Consider the treatment of neuromuscular and musculoskeletal disorders, which can be complex and often require a multidisciplinary approach. Under the current care model we encounter obstacles in the way of smoothly transitioning care in referral follow through, lack of a cohesive plan, specialty jargon, time elapsed between patient visits, ethnocentricity among disciplines, and uncertainty in the patient’s mind regarding how to reconcile, prioritize, and implement all of the information from the various professionals on their care team. Add to these impediments the burdens of insurance referrals and establishing “medical necessity.”
My dream scenario of an insurance-free cooperative care scheme goes something like this: A patient with multifocal musculoskeletal problems involving the kinetic chain has a specific chief complaint of joint pain in the rear foot, medial ankle, knee, hip and low back. The care team includes a physical therapist, podiatrist, chiropractor, orthopedic surgeon, and exercise physiologist. Medical history is obtained, followed by an appropriate multifocal review of systems and physical exam. Each member of the care team benefits from questions asked by other members, leading to fresh lines of inquiry based on newly uncovered subjective knowledge and objective findings.
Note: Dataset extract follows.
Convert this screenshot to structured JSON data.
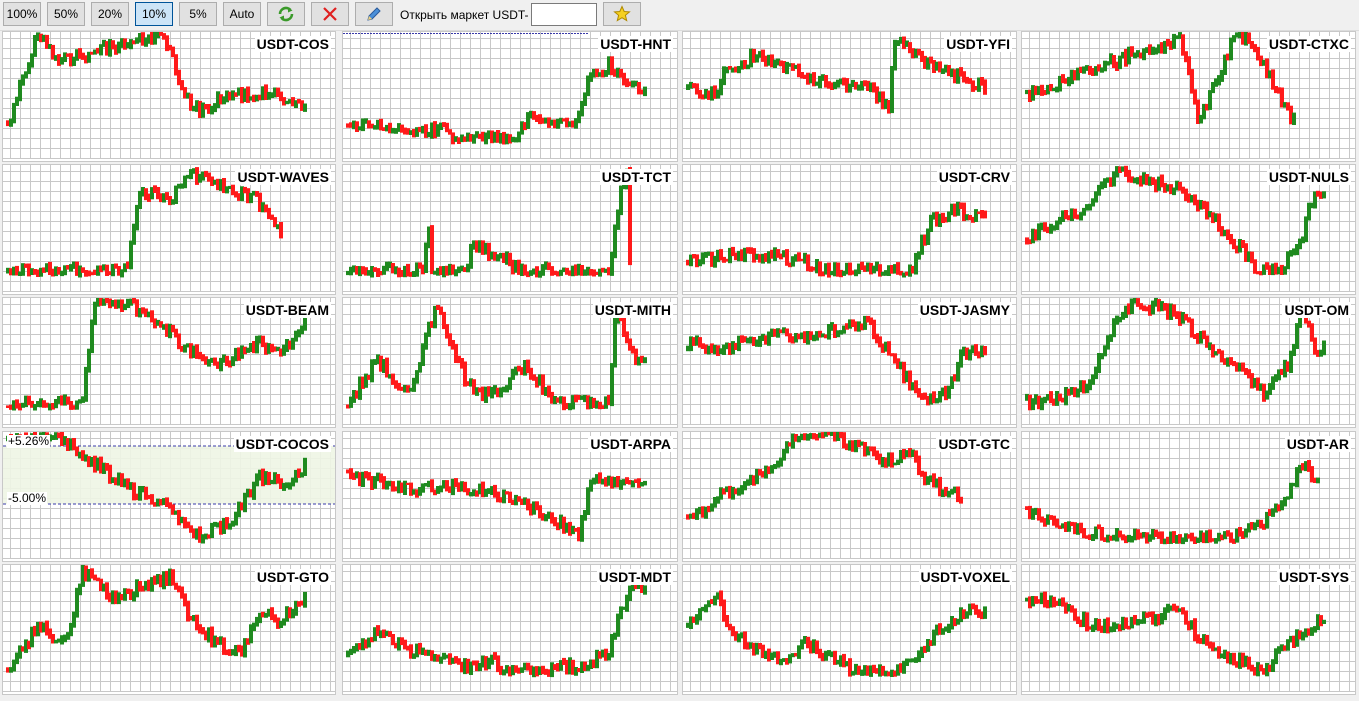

Together, the team agrees on additional testing and imaging, such as radiography, magnetic resonance imaging, diagnostic ultrasonography, computer-aided gait analysis, and laboratory studies. Waiting for the test results, the team discusses the possible diagnosis and formulates an interim care plan. The team reconvenes to discuss test results, evaluate the interim plan, and agree on a long-term care plan. The patient can follow up as needed with the clinician most directly associated with the patient’s chief complaint.
Perhaps soon, we will realize a care model that will work for all who need care. Stay tuned.
Jay Segel, DPM, is in private podiatry practice, Martha’s Vineyard, Massachusetts, and is Director of Applied Podiatric Biomechanics at Noraxon USA, as well as a podiatric advisor and member of the medical education staff at Orthotic Holdings Inc.